Bridget Donahue and Bridget Finn, two of the four founders of the Greenpoint project space Cleopatra’s, were sitting in the window of their storefront on Meserole Avenue one evening last week. An exhibition about the curatorial practice of Lynne Cooke, the former Dia Foundation curator who is now chief curator at Madrid’s Museo Reina Sofia, filled the one-room space. Ms. Donahue, 31, was tall and slim, wrapped in a black shawl and scarf, laughing and joking in between coughing fits brought on by the onset of a cold. Ms. Finn, 28, wore glasses so big they magnified her eyes and kept the strands of her black bob of hair out of her face. She gave off a feeling of straight-laced professionalism. The two women both have held several day jobs with galleries and institutions on the upper rungs of the art world. They were talking to The Observer about how Cleopatra’s got started.
“I remember saying from the beginning,” Ms. Donahue said, “we don’t want to do what we have to do at work.”
“I was working at Anton Kern gallery,” Ms. Finn said. “Bridget Donahue was working at Barbara Gladstone Gallery. We knew of each other but we really hadn’t met. We had a friend introduce us and we had a few brief conversations about the art world, what our goals were, what we’re doing now, what we’d like to be doing. That’s where we left it. Later, I was on my way to meet a friend for lunch, and I saw the painter Andrew Guenther, whose studio used to be in this spot. He used to run a little makeshift gallery. There was a wall that closed off the storefront.”
“You can still see,” Ms. Donahue said, pointing up to the tin ceiling. There was the ghost of a wooden frame about a foot and a half from the window. “That used to be part of the wall.”
“He would hang two paintings at a time in the window,” Ms. Finn continued. “And I stopped to gawk at them. He had come in and was packing this place up. So I asked if he had someone to take it over.”
Mr. Guenther informally agreed to give her the space and introduced her to his landlord. She called Ms. Donahue—she was still, at best, just an acquaintance—who was in Los Angeles at a Matthew Barney performance, and the two agreed to go in on the space together, and to call other friends to join them, to defray the cost. Ms. Finn called Erin Somerville, a friend from college who worked at Andrew Kreps Gallery. Ms.
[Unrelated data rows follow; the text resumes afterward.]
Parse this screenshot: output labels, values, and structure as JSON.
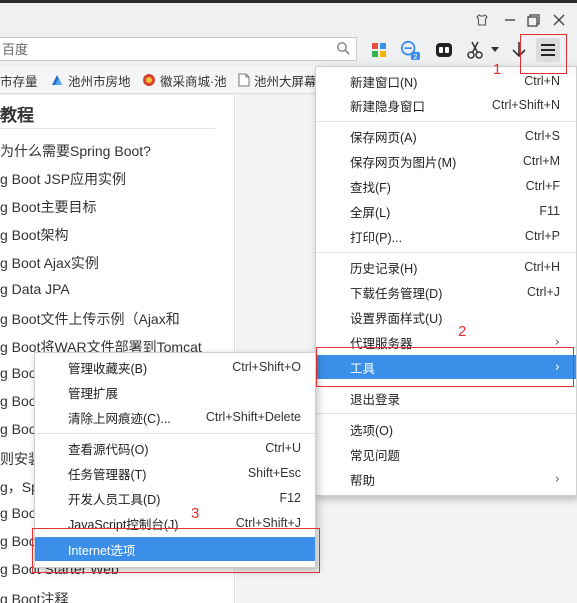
{
  "search": {
    "placeholder": "百度"
  },
  "bookmarks": [
    {
      "label": "市存量",
      "icon": "link-icon"
    },
    {
      "label": "池州市房地",
      "icon": "bookmark-icon"
    },
    {
      "label": "徽采商城·池",
      "icon": "shop-icon"
    },
    {
      "label": "池州大屏幕",
      "icon": "page-icon"
    }
  ],
  "sidebar": {
    "heading": "教程",
    "items": [
      "为什么需要Spring Boot?",
      "g Boot JSP应用实例",
      "g Boot主要目标",
      "g Boot架构",
      "g Boot Ajax实例",
      "g Data JPA",
      "g Boot文件上传示例（Ajax和",
      "g Boot将WAR文件部署到Tomcat",
      "g Boo",
      "g Boo",
      "g Boo",
      "则安装S",
      "g，Sp",
      "g Boo",
      "g Boo",
      "g Boot Starter Web",
      "g Boot注释"
    ]
  },
  "main_menu": {
    "items": [
      {
        "label": "新建窗口(N)",
        "shortcut": "Ctrl+N"
      },
      {
        "label": "新建隐身窗口",
        "shortcut": "Ctrl+Shift+N"
      },
      {
        "label": "保存网页(A)",
        "shortcut": "Ctrl+S"
      },
      {
        "label": "保存网页为图片(M)",
        "shortcut": "Ctrl+M"
      },
      {
        "label": "查找(F)",
        "shortcut": "Ctrl+F"
      },
      {
        "label": "全屏(L)",
        "shortcut": "F11"
      },
      {
        "label": "打印(P)...",
        "shortcut": "Ctrl+P"
      },
      {
        "label": "历史记录(H)",
        "shortcut": "Ctrl+H"
      },
      {
        "label": "下载任务管理(D)",
        "shortcut": "Ctrl+J"
      },
      {
        "label": "设置界面样式(U)",
        "shortcut": ""
      },
      {
        "label": "代理服务器",
        "shortcut": ""
      },
      {
        "label": "工具",
        "shortcut": ""
      },
      {
        "label": "退出登录",
        "shortcut": ""
      },
      {
        "label": "选项(O)",
        "shortcut": ""
      },
      {
        "label": "常见问题",
        "shortcut": ""
      },
      {
        "label": "帮助",
        "shortcut": ""
      }
    ]
  },
  "tools_submenu": {
    "items": [
      {
        "label": "管理收藏夹(B)",
        "shortcut": "Ctrl+Shift+O"
      },
      {
        "label": "管理扩展",
        "shortcut": ""
      },
      {
        "label": "清除上网痕迹(C)...",
        "shortcut": "Ctrl+Shift+Delete"
      },
      {
        "label": "查看源代码(O)",
        "shortcut": "Ctrl+U"
      },
      {
        "label": "任务管理器(T)",
        "shortcut": "Shift+Esc"
      },
      {
        "label": "开发人员工具(D)",
        "shortcut": "F12"
      },
      {
        "label": "JavaScript控制台(J)",
        "shortcut": "Ctrl+Shift+J"
      },
      {
        "label": "Internet选项",
        "shortcut": ""
      }
    ]
  },
  "annotations": {
    "step1": "1",
    "step2": "2",
    "step3": "3"
  },
  "toolbar": {
    "badge_count": "2"
  },
  "colors": {
    "highlight": "#3b8fe8",
    "annotation": "#e03030"
  }
}
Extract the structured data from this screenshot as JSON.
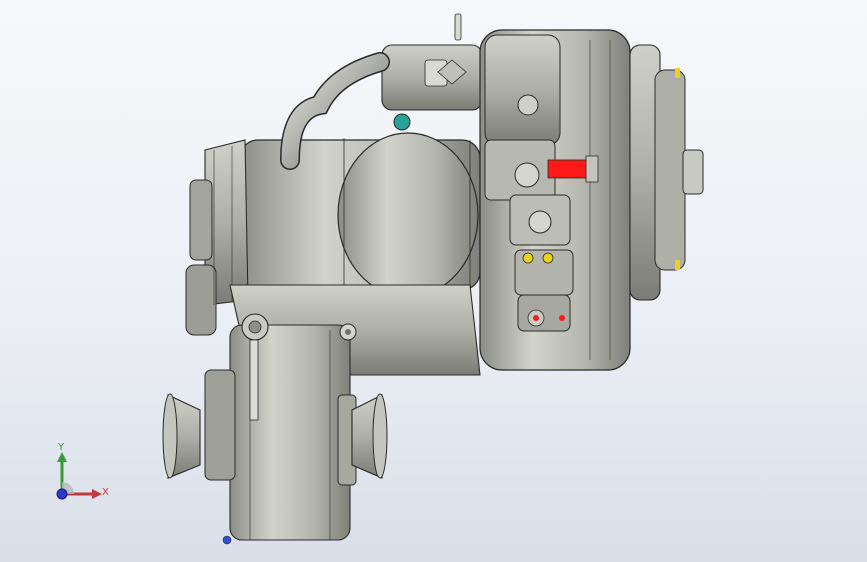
{
  "viewport": {
    "background_top": "#f7f8fb",
    "background_bottom": "#d9dee8"
  },
  "model": {
    "part_color": "#b9bbb1",
    "edge_color": "#2a2a2a",
    "highlight_color": "#ff1a1a",
    "fitting_color": "#2aa39a",
    "marker_color": "#e8d21a"
  },
  "triad": {
    "x_label": "X",
    "y_label": "Y",
    "x_color": "#c23a3a",
    "y_color": "#3a9a3a",
    "z_color": "#2a3acb"
  }
}
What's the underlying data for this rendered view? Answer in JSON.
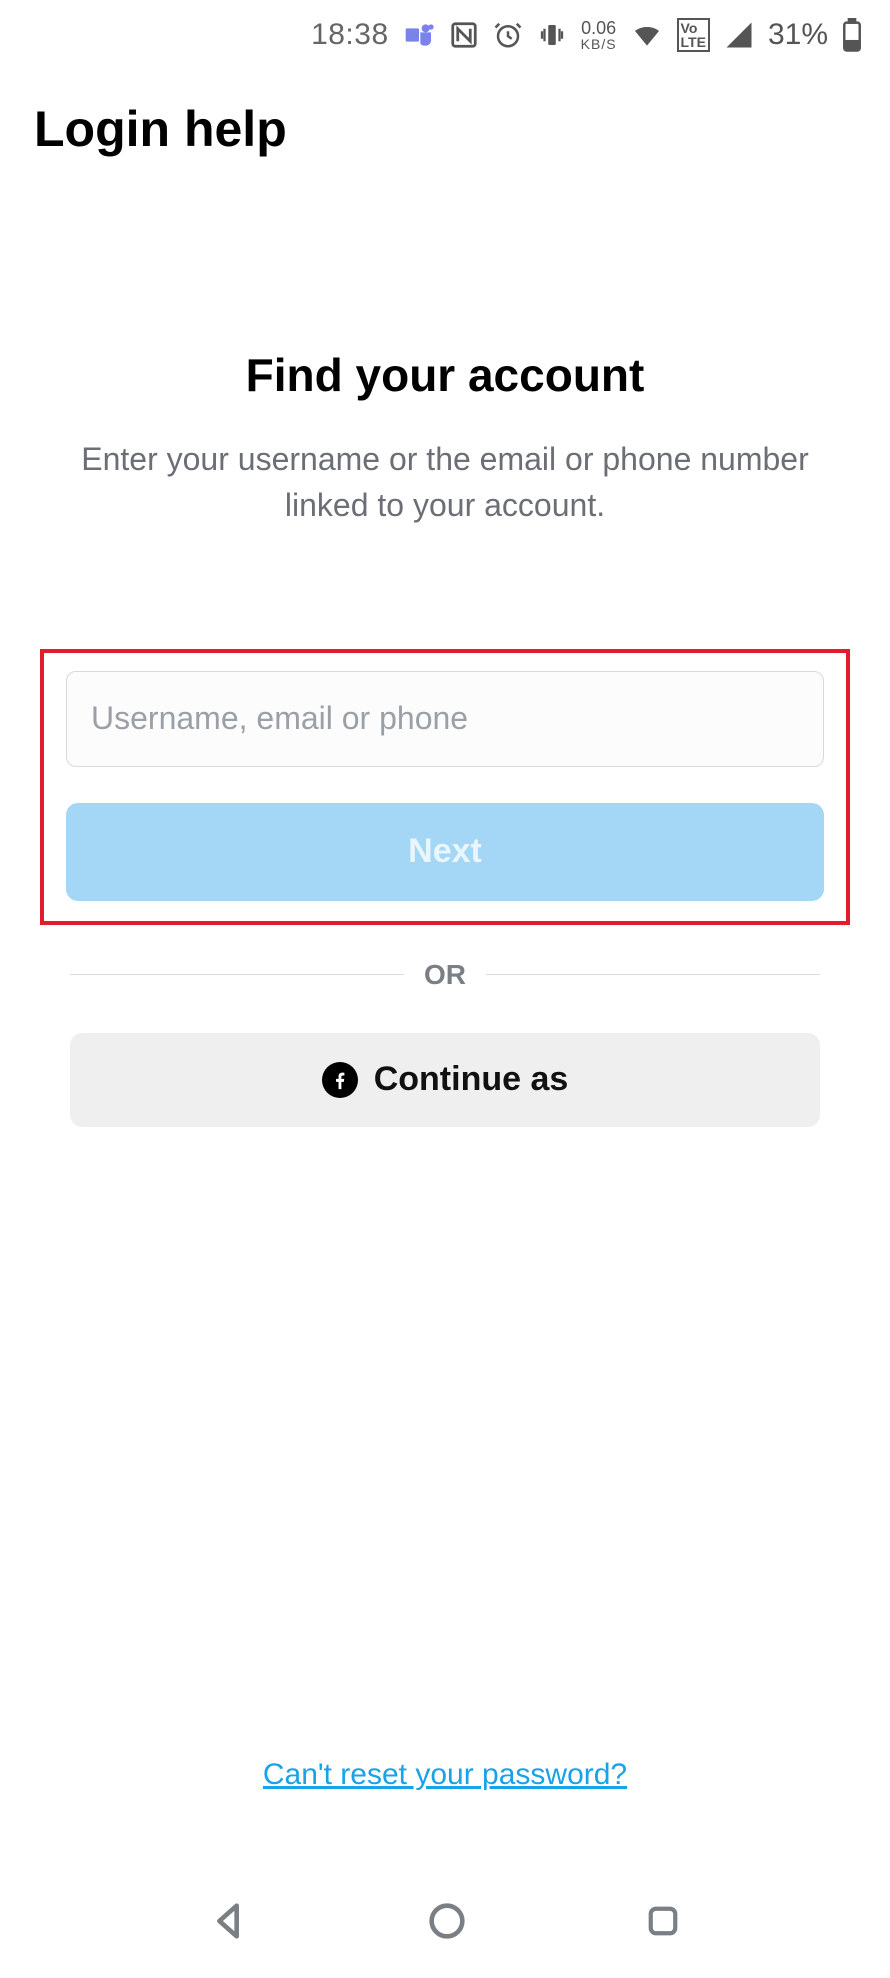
{
  "status_bar": {
    "time": "18:38",
    "net_speed_value": "0.06",
    "net_speed_unit": "KB/S",
    "volte": "Vo LTE",
    "battery_pct": "31%"
  },
  "header": {
    "title": "Login help"
  },
  "main": {
    "heading": "Find your account",
    "subhead": "Enter your username or the email or phone number linked to your account.",
    "input_placeholder": "Username, email or phone",
    "next_label": "Next",
    "divider_label": "OR",
    "fb_label": "Continue as",
    "reset_link": "Can't reset your password?"
  }
}
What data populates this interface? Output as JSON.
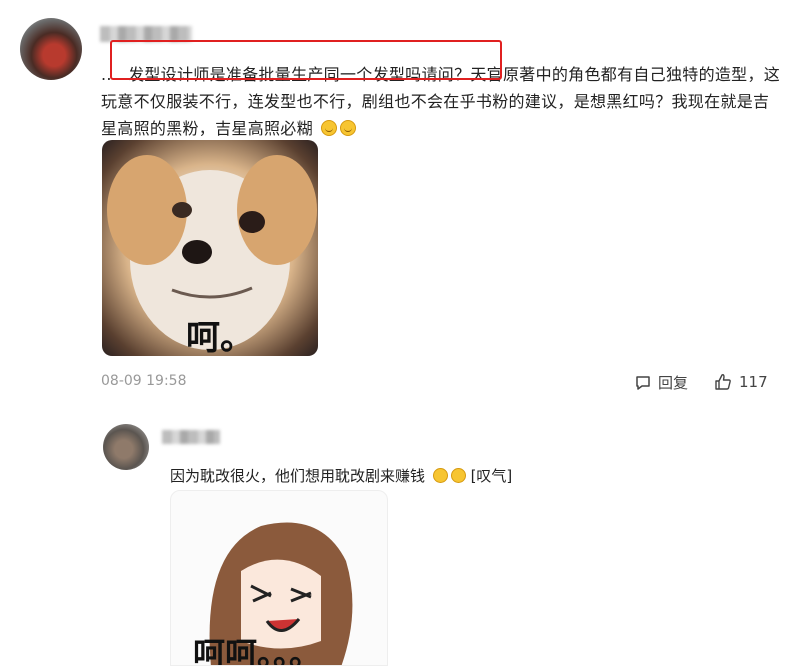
{
  "comment1": {
    "text": "…发型设计师是准备批量生产同一个发型吗请问？天官原著中的角色都有自己独特的造型，这玩意不仅服装不行，连发型也不行，剧组也不会在乎书粉的建议，是想黑红吗？我现在就是吉星高照的黑粉，吉星高照必糊",
    "text_prefix": "..",
    "image_caption": "呵。",
    "timestamp": "08-09 19:58",
    "reply_label": "回复",
    "like_count": "117"
  },
  "comment2": {
    "text": "因为耽改很火，他们想用耽改剧来赚钱",
    "text_suffix": "[叹气]",
    "image_caption": "呵呵。。。"
  },
  "colors": {
    "highlight": "#e02020",
    "muted": "#999999",
    "text": "#222222"
  },
  "icons": [
    "comment-icon",
    "thumbs-up-icon",
    "smile-emoji"
  ]
}
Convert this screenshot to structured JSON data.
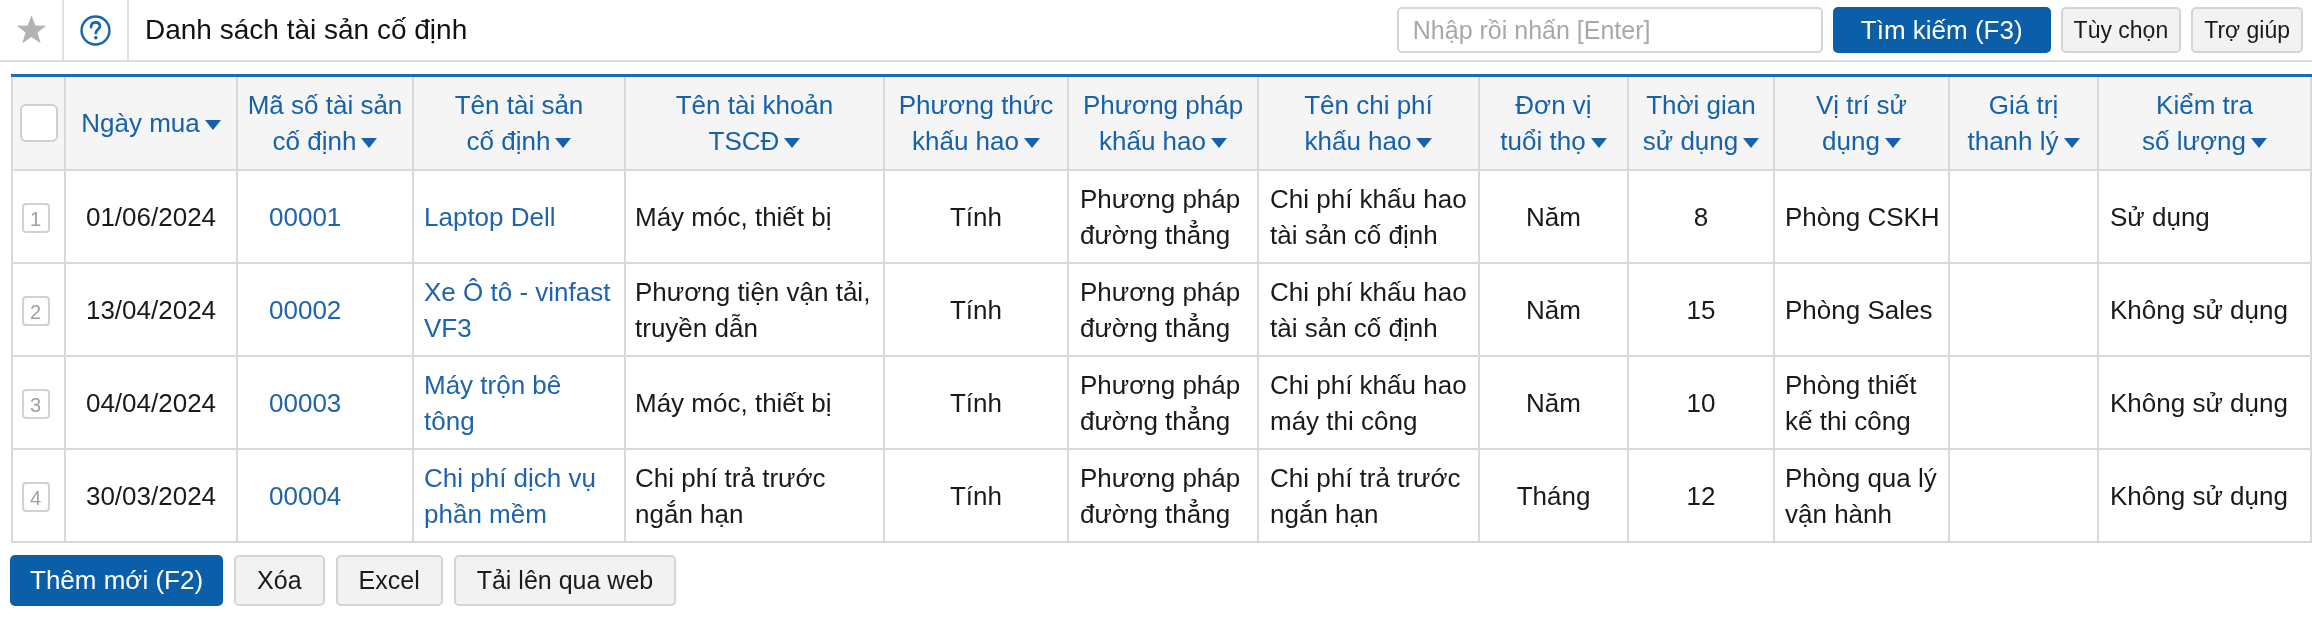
{
  "header": {
    "favorite": false,
    "title": "Danh sách tài sản cố định",
    "search": {
      "placeholder": "Nhập rồi nhấn [Enter]"
    },
    "buttons": [
      {
        "label": "Tìm kiếm (F3)",
        "kind": "primary"
      },
      {
        "label": "Tùy chọn",
        "kind": "secondary"
      },
      {
        "label": "Trợ giúp",
        "kind": "secondary"
      }
    ]
  },
  "table": {
    "select_all": {
      "checked": false
    },
    "columns": [
      {
        "label": "Ngày mua",
        "kind": "date"
      },
      {
        "label": "Mã số tài sản cố định",
        "kind": "code"
      },
      {
        "label": "Tên tài sản cố định",
        "kind": "link"
      },
      {
        "label": "Tên tài khoản TSCĐ",
        "kind": "text"
      },
      {
        "label": "Phương thức khấu hao",
        "kind": "center"
      },
      {
        "label": "Phương pháp khấu hao",
        "kind": "text"
      },
      {
        "label": "Tên chi phí khấu hao",
        "kind": "text"
      },
      {
        "label": "Đơn vị tuổi thọ",
        "kind": "center"
      },
      {
        "label": "Thời gian sử dụng",
        "kind": "center"
      },
      {
        "label": "Vị trí sử dụng",
        "kind": "text"
      },
      {
        "label": "Giá trị thanh lý"
      },
      {
        "label": "Kiểm tra số lượng",
        "kind": "text"
      }
    ],
    "rows": [
      {
        "number": "1",
        "cells": [
          "01/06/2024",
          "00001",
          "Laptop Dell",
          "Máy móc, thiết bị",
          "Tính",
          "Phương pháp đường thẳng",
          "Chi phí khấu hao tài sản cố định",
          "Năm",
          "8",
          "Phòng CSKH",
          null,
          "Sử dụng"
        ]
      },
      {
        "number": "2",
        "cells": [
          "13/04/2024",
          "00002",
          "Xe Ô tô - vinfast VF3",
          "Phương tiện vận tải, truyền dẫn",
          "Tính",
          "Phương pháp đường thẳng",
          "Chi phí khấu hao tài sản cố định",
          "Năm",
          "15",
          "Phòng Sales",
          null,
          "Không sử dụng"
        ]
      },
      {
        "number": "3",
        "cells": [
          "04/04/2024",
          "00003",
          "Máy trộn bê tông",
          "Máy móc, thiết bị",
          "Tính",
          "Phương pháp đường thẳng",
          "Chi phí khấu hao máy thi công",
          "Năm",
          "10",
          "Phòng thiết kế thi công",
          null,
          "Không sử dụng"
        ]
      },
      {
        "number": "4",
        "cells": [
          "30/03/2024",
          "00004",
          "Chi phí dịch vụ phần mềm",
          "Chi phí trả trước ngắn hạn",
          "Tính",
          "Phương pháp đường thẳng",
          "Chi phí trả trước ngắn hạn",
          "Tháng",
          "12",
          "Phòng qua lý vận hành",
          null,
          "Không sử dụng"
        ]
      }
    ]
  },
  "actions": [
    {
      "label": "Thêm mới (F2)",
      "kind": "primary"
    },
    {
      "label": "Xóa",
      "kind": "secondary"
    },
    {
      "label": "Excel",
      "kind": "secondary"
    },
    {
      "label": "Tải lên qua web",
      "kind": "secondary"
    }
  ]
}
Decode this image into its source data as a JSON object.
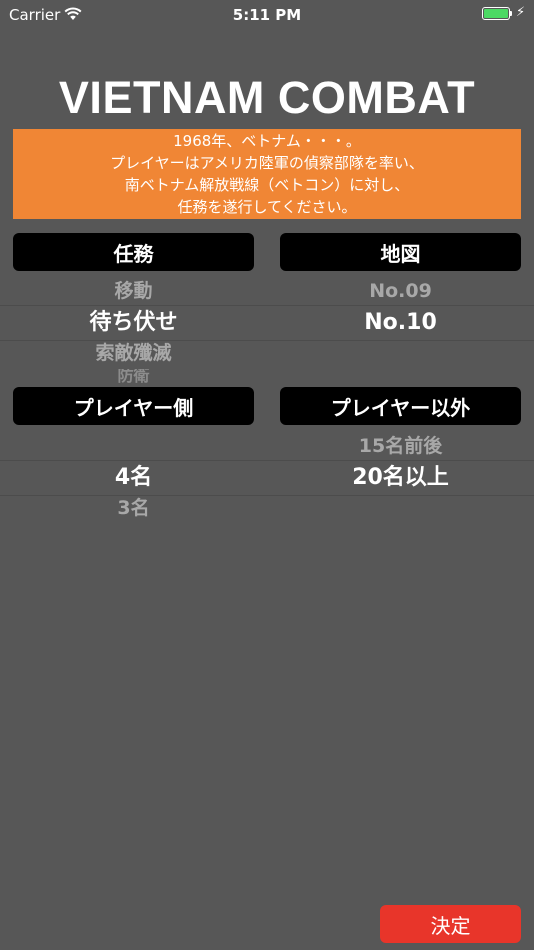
{
  "status": {
    "carrier": "Carrier",
    "time": "5:11 PM"
  },
  "title": "VIETNAM COMBAT",
  "intro": {
    "lines": [
      "1968年、ベトナム・・・。",
      "プレイヤーはアメリカ陸軍の偵察部隊を率い、",
      "南ベトナム解放戦線（ベトコン）に対し、",
      "任務を遂行してください。"
    ]
  },
  "headers": {
    "mission": "任務",
    "map": "地図",
    "player": "プレイヤー側",
    "enemy": "プレイヤー以外"
  },
  "pickers": {
    "mission": {
      "above": "移動",
      "selected": "待ち伏せ",
      "below": "索敵殲滅",
      "below2": "防衛"
    },
    "map": {
      "above": "No.09",
      "selected": "No.10"
    },
    "player": {
      "selected": "4名",
      "below": "3名"
    },
    "enemy": {
      "above": "15名前後",
      "selected": "20名以上"
    }
  },
  "confirm_label": "決定",
  "colors": {
    "background": "#575757",
    "banner": "#f08635",
    "confirm": "#e8352a",
    "battery": "#4cd964"
  }
}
Donahue got in touch with Kate McNamara, then an associate curator at MoMA PS1. The four of them were together in the same room for the first time the day they signed a 10-year lease on the storefront at 110 Meserole Avenue.
“It was a brash, crazy move,” Ms. Donahue said.
They called it Cleopatra’s because of the leftover sign on the old awning that read, “Cleopatra’s Delicatessen.”
There was no real plan when the four women came together, other than to operate outside of the institutional realm of the art world where they all spent their workdays. Ms. Somerville likens it to an arranged marriage. In the beginning, all four of them would go on studio visits together during off hours. Most of their projects have been idiosyncratic, the kind of shows that would be impossible to do in a commercial gallery. The Lynne Cooke show, for instance, is like a set of Russian dolls. It began as a show about how Ms. Cooke puts together a show, and was originally organized by Montserrat Albores, who debuted it at Petra, her space in Mexico City. It included extensive dossiers filled with ephemera and notes. The present show at Cleopatra’s is, in turn, about what it is like to put together a show about putting together a show about how Lynne Cooke puts together a show.
Since opening, the four founders, in their lives outside Cleopatra’s, have climbed the ranks of the art world—Ms. Finn now works at Independent Curators International, Ms. Donahue is the director of Gavin Brown’s Enterprise, Ms. Somerville is one of the directors at Johann Koenig in Berlin and Ms. McNamara is the director and head curator of the art gallery at Boston University. Cleopatra’s, meanwhile, has become an institution unto itself and not simply an experiment of art world renegades looking to defy their day jobs.